Mieux réguler les plateformes en ligne
Il ne s’agit pas de diaboliser ces nouveaux acteurs qui, à bien des égards, sont autant des plateformes d’investissements que des endroits ludiques où l’on se forme. Ce dernier aspect n’est clairement pas assez développé et coercitif. Mieux protéger les épargnants signifie donc, dans un premier temps, appliquer les mêmes contraintes règlementaires pour tout le monde : contrôle anti-blanchement, harmonisation de la surveillance en Europe. La supervision et la régulation européennes doivent s’y adapter plus rapidement et mettre plus de pression sur ces nouveaux acteurs.

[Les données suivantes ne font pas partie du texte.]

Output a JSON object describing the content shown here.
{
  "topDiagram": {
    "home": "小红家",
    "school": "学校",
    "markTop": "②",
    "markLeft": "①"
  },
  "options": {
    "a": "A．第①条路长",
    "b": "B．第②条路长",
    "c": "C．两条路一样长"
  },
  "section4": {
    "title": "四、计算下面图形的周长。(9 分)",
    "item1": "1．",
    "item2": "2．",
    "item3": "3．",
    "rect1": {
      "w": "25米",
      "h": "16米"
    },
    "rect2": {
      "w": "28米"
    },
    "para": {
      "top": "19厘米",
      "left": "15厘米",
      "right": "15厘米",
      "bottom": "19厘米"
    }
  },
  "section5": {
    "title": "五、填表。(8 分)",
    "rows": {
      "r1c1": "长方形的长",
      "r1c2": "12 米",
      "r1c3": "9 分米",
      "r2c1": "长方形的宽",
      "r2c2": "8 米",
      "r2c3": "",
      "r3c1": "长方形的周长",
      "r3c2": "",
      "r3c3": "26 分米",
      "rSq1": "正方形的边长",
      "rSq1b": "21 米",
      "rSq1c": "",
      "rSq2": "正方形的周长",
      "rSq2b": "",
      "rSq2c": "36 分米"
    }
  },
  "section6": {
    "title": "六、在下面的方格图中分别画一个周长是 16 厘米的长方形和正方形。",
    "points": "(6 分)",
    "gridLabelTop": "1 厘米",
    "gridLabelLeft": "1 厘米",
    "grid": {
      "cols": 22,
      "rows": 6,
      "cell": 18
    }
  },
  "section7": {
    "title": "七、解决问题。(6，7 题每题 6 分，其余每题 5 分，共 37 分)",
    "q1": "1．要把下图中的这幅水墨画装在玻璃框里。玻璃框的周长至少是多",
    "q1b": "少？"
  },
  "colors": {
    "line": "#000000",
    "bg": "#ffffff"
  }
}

Le devoir de conseil est l’autre défi majeur de ces plateformes. Il est impératif de s’assurer du bon niveau de connaissance de l’utilisateur et de ses préférences. Autrement dit, si le degré de connaissance n’est pas aligné avec les orientations de placement envisagées, la plateforme devrait proposer une formation adaptée et certifiante. Ce conseil doit également se poursuivre et être amélioré une fois sur la plateforme : au moment du choix du produit et lors du suivi du placement. Si le risque zéro n’existe pas, renforcer le parcours de la sorte ne pourra que responsabiliser davantage l’utilisateur avant d’engager ses fonds.

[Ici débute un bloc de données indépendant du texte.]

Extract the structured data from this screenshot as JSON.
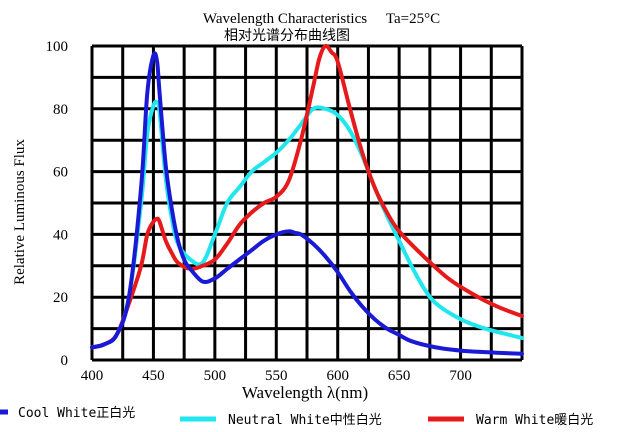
{
  "chart_data": {
    "type": "line",
    "title": "Wavelength Characteristics",
    "title_condition": "Ta=25°C",
    "subtitle": "相对光谱分布曲线图",
    "xlabel": "Wavelength λ(nm)",
    "ylabel": "Relative Luminous Flux",
    "xlim": [
      400,
      750
    ],
    "ylim": [
      0,
      100
    ],
    "x_ticks": [
      400,
      450,
      500,
      550,
      600,
      650,
      700
    ],
    "y_ticks": [
      0,
      20,
      40,
      60,
      80,
      100
    ],
    "grid": true,
    "legend_position": "bottom",
    "series": [
      {
        "name": "Cool White正白光",
        "color": "#1a1ad6",
        "x": [
          400,
          410,
          420,
          430,
          440,
          445,
          450,
          453,
          455,
          460,
          465,
          470,
          475,
          480,
          490,
          500,
          510,
          520,
          530,
          540,
          550,
          560,
          565,
          570,
          580,
          590,
          600,
          610,
          620,
          630,
          640,
          650,
          660,
          680,
          700,
          720,
          750
        ],
        "y": [
          4,
          5,
          8,
          20,
          55,
          85,
          97,
          95,
          85,
          62,
          48,
          38,
          32,
          29,
          25,
          26,
          29,
          32,
          35,
          38,
          40,
          41,
          40.5,
          40,
          37,
          33,
          28,
          22,
          17,
          13,
          10,
          8,
          6,
          4,
          3,
          2.5,
          2
        ]
      },
      {
        "name": "Neutral White中性白光",
        "color": "#22e6ee",
        "x": [
          400,
          410,
          420,
          430,
          440,
          445,
          450,
          453,
          455,
          460,
          465,
          470,
          480,
          490,
          500,
          510,
          520,
          530,
          540,
          550,
          560,
          570,
          580,
          590,
          600,
          610,
          620,
          630,
          640,
          650,
          660,
          670,
          680,
          700,
          720,
          750
        ],
        "y": [
          4,
          5,
          8,
          20,
          50,
          72,
          81,
          82,
          79,
          58,
          45,
          37,
          32,
          31,
          40,
          50,
          55,
          60,
          63,
          66,
          70,
          75,
          80,
          80,
          78,
          73,
          65,
          55,
          46,
          38,
          30,
          23,
          18,
          13,
          10,
          7
        ]
      },
      {
        "name": "Warm White暖白光",
        "color": "#e61a1a",
        "x": [
          400,
          410,
          420,
          430,
          440,
          445,
          450,
          453,
          455,
          460,
          465,
          470,
          480,
          490,
          500,
          510,
          520,
          530,
          540,
          550,
          560,
          570,
          580,
          585,
          590,
          595,
          600,
          610,
          620,
          630,
          640,
          650,
          670,
          690,
          710,
          730,
          750
        ],
        "y": [
          4,
          5,
          8,
          18,
          30,
          40,
          44,
          45,
          44,
          38,
          34,
          31,
          29,
          30,
          32,
          37,
          43,
          47,
          50,
          52,
          57,
          70,
          87,
          96,
          100,
          98,
          95,
          80,
          66,
          55,
          47,
          41,
          33,
          26,
          21,
          17,
          14
        ]
      }
    ]
  }
}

Un risque à l’échelle mondiale
Une question demeure : avec l’augmentation substantielle des placements rapides via ces plateformes, n’est-on pas en droit de craindre une hausse des comportements moutonniers amenant à des mouvements brutaux sur le marché ? L’exemple des ETF européens peut nous donner un embryon de réponse rassurant : si ceux-ci ont augmenté de près de 70% entre 2019 et 2024, avec des encours passant de 1901 à 3237 milliards d’euros, il s’agit surtout d’un bond en termes de flux. Les placements sûrs et conseillés restent largement majoritaires.

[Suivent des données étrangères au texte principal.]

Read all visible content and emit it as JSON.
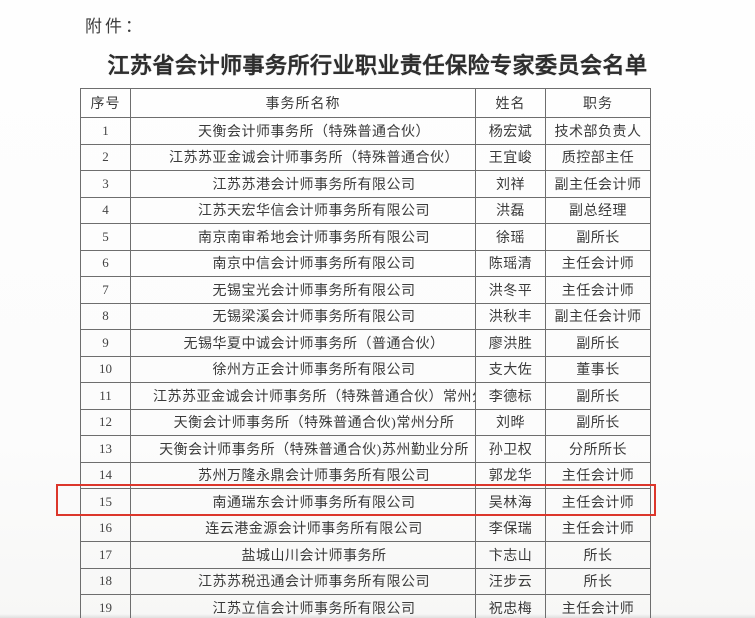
{
  "page": {
    "attachment_label": "附件：",
    "title": "江苏省会计师事务所行业职业责任保险专家委员会名单"
  },
  "table": {
    "columns": [
      "序号",
      "事务所名称",
      "姓名",
      "职务"
    ],
    "rows": [
      [
        "1",
        "天衡会计师事务所（特殊普通合伙）",
        "杨宏斌",
        "技术部负责人"
      ],
      [
        "2",
        "江苏苏亚金诚会计师事务所（特殊普通合伙）",
        "王宜峻",
        "质控部主任"
      ],
      [
        "3",
        "江苏苏港会计师事务所有限公司",
        "刘祥",
        "副主任会计师"
      ],
      [
        "4",
        "江苏天宏华信会计师事务所有限公司",
        "洪磊",
        "副总经理"
      ],
      [
        "5",
        "南京南审希地会计师事务所有限公司",
        "徐瑶",
        "副所长"
      ],
      [
        "6",
        "南京中信会计师事务所有限公司",
        "陈瑶清",
        "主任会计师"
      ],
      [
        "7",
        "无锡宝光会计师事务所有限公司",
        "洪冬平",
        "主任会计师"
      ],
      [
        "8",
        "无锡梁溪会计师事务所有限公司",
        "洪秋丰",
        "副主任会计师"
      ],
      [
        "9",
        "无锡华夏中诚会计师事务所（普通合伙）",
        "廖洪胜",
        "副所长"
      ],
      [
        "10",
        "徐州方正会计师事务所有限公司",
        "支大佐",
        "董事长"
      ],
      [
        "11",
        "江苏苏亚金诚会计师事务所（特殊普通合伙）常州分所",
        "李德标",
        "副所长"
      ],
      [
        "12",
        "天衡会计师事务所（特殊普通合伙)常州分所",
        "刘晔",
        "副所长"
      ],
      [
        "13",
        "天衡会计师事务所（特殊普通合伙)苏州勤业分所",
        "孙卫权",
        "分所所长"
      ],
      [
        "14",
        "苏州万隆永鼎会计师事务所有限公司",
        "郭龙华",
        "主任会计师"
      ],
      [
        "15",
        "南通瑞东会计师事务所有限公司",
        "吴林海",
        "主任会计师"
      ],
      [
        "16",
        "连云港金源会计师事务所有限公司",
        "李保瑞",
        "主任会计师"
      ],
      [
        "17",
        "盐城山川会计师事务所",
        "卞志山",
        "所长"
      ],
      [
        "18",
        "江苏苏税迅通会计师事务所有限公司",
        "汪步云",
        "所长"
      ],
      [
        "19",
        "江苏立信会计师事务所有限公司",
        "祝忠梅",
        "主任会计师"
      ]
    ]
  },
  "highlight": {
    "row_number": "15",
    "color": "#dc362b"
  },
  "colors": {
    "text": "#3b3b3b",
    "border": "#6e6e6e",
    "background": "#fdfdfd"
  }
}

À première vue, l’Europe semble être protégée mais rien n’est garanti pour autant. En témoigne le cas américain sur les « même stocks » : l’augmentation des volumes investis sur les plateformes a pu fortement déstabiliser le marché. Des comportements erratiques souvent déclenchés par un déficit de connaissances adéquates. Dans tous les cas, plus les volumes seront importants, plus l’épargne non ou mal conseillée sera dangereuse. Si rien n’est fait en Europe et au-delà, il y a fort à parier qu’elle sera le vecteur de la prochaine crise financière. Et pour éviter ce scénario, l’anticipation n’est pas une option.